How Oxidative Stress Is Implicated In Ageing: Part 2
When lipids are oxidised by Reactive oxygen species, the resultant products can have a variety of affects on an organism. For example, Malonaldehyde (a lipid oxidation product) is capable of reacting with various molecules (proteins, nucleic acids) and can alter their structural confirmation. This alteration then leads to the immobilization of immune function. Furthermore researchers have found that many sufferers of age related diseases such as liver disease, diabetes and atherosclerosis, have high levels of lipid oxidation products present in cells (Lee, 2004). Frei (1995) also noted that the oxidation of LDLs can lead to the development of cardiovascular disease.
When reactive oxygen species interact with protein molecules, they lead to the oxidation of amino acid side chains as well as other alterations to the protein molecules. The resultant oxidation products are modified amino acid molecules and carbonyls (Lee, 2004). Protein oxidation of important protein molecules such as transporters and enzymes can cause significant disruption to various signalling pathways and important biochemical pathways (Berlett et al, 1997). Changes in the functionality of enzymes, is seen in ageing (Berlett et al, 1997). One way in which DNA can be damaged is by a hydroxyl species which can cause guanosine to be oxidised to 8-hydroxy-2-deoxyguanosine. This product does not stop DNA synthesis from occurring and can pair with either a cytosine or adenosine base (Nicole, 2007). This leads to the formation of mutagenic DNA which has mis-paired bases, and can consequently advance on to more devastating effects such as the initiation of carcinogenesis (Ames 1993). Kasai (1997) noted that the levels of 8-hydroxy-2-deoxyguanosine within cells could be used as an indicator of oxidative stress.
Post replication mismatch repair is one example of a DNA repair pathway. The pathway involves two main enzymes: DNA polymerase and Nuclease. DNA polymerase initially detects the miss-paired nucleotide and then nuclease is involved in its removal. This mis-paired nucleotide is then replaced with the correct nucleotide (Royle, 2007). Another mechanism known as base excision repair uses the enzyme glycosylase, but in patients with high levels of oxidative stress this mechanism cannot operate properly and may fail to function. If this scenario occurs mutagenic DNA could be produced (Lee, 2004)

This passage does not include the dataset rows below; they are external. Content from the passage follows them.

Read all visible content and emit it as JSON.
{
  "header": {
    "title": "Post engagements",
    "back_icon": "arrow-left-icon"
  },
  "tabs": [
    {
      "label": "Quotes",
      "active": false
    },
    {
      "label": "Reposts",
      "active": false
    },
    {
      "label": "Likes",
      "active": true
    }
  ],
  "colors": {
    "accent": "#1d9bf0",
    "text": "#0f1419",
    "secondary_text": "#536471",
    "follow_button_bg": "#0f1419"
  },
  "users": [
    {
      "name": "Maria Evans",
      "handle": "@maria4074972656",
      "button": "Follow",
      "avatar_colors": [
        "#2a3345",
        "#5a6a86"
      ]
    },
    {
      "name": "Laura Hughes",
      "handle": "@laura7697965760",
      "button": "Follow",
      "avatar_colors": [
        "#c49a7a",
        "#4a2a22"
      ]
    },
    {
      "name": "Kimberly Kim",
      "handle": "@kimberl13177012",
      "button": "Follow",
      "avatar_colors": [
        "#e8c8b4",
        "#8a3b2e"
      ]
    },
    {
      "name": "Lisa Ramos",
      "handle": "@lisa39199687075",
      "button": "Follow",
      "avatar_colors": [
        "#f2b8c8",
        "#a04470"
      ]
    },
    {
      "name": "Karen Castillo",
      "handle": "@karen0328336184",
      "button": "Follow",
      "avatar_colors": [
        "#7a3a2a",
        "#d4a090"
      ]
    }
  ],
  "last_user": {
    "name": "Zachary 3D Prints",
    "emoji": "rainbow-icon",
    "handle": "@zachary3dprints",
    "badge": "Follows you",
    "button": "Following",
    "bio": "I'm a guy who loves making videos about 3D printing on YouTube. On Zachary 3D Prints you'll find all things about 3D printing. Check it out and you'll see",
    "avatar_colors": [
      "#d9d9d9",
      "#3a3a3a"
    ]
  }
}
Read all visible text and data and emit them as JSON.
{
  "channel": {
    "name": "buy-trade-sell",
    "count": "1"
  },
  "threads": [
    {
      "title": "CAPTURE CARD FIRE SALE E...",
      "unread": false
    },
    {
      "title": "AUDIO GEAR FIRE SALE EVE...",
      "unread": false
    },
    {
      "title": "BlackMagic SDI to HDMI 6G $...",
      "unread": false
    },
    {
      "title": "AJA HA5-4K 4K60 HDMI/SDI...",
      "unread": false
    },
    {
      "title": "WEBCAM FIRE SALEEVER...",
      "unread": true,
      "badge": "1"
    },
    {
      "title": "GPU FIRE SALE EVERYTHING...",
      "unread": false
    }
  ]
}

Damage to DNA caused by reactive oxygen species can lead to drastic changes within an organism. Mitochondria have their own DNA (mtDNA) separate from nuclear DNA. Because mtDNA is not associated with any histones (protective proteins), it is very susceptible to damage from reactive oxygen species (Nicole, 2007). The fact that it is the site of the electron transport chain and that it is in very close proximity to the main sites of ROS production lead to this susceptibility (Lee, 2004). Mitochondria have their own DNA polymerase called DNA polymerase gamma (POLG). This is involved in replication proofreading and DNA repair in mitochondria (Nicole, 2007). Mutation in the proof reading component of gamma DNA polymerase results in decreased longevity. Furthermore mice heterozygous for the polymerase gene have many mutations in the DNA but they do not have altered longevity, which suggests that mutations in mtDNA do not have a role in ageing, but the true relationship is still not known (Trifunovic et al, 2004) (Nicole, 2007).
Enzymes such as catalase, glutathione peroxidase and superoxide dimutase (SOD) all act as defensive mechanisms to remove excess ROS. All of these antioxidant enzymes operate by converting ROS into non reactive oxygen species (Lee, 2004). Research conducted by Duthie et al (1996) showed that consumption of vitamin A and E can increase life expectancy in mammals. This is due to their ability to act as scavengers and “mop up” excess free radicals.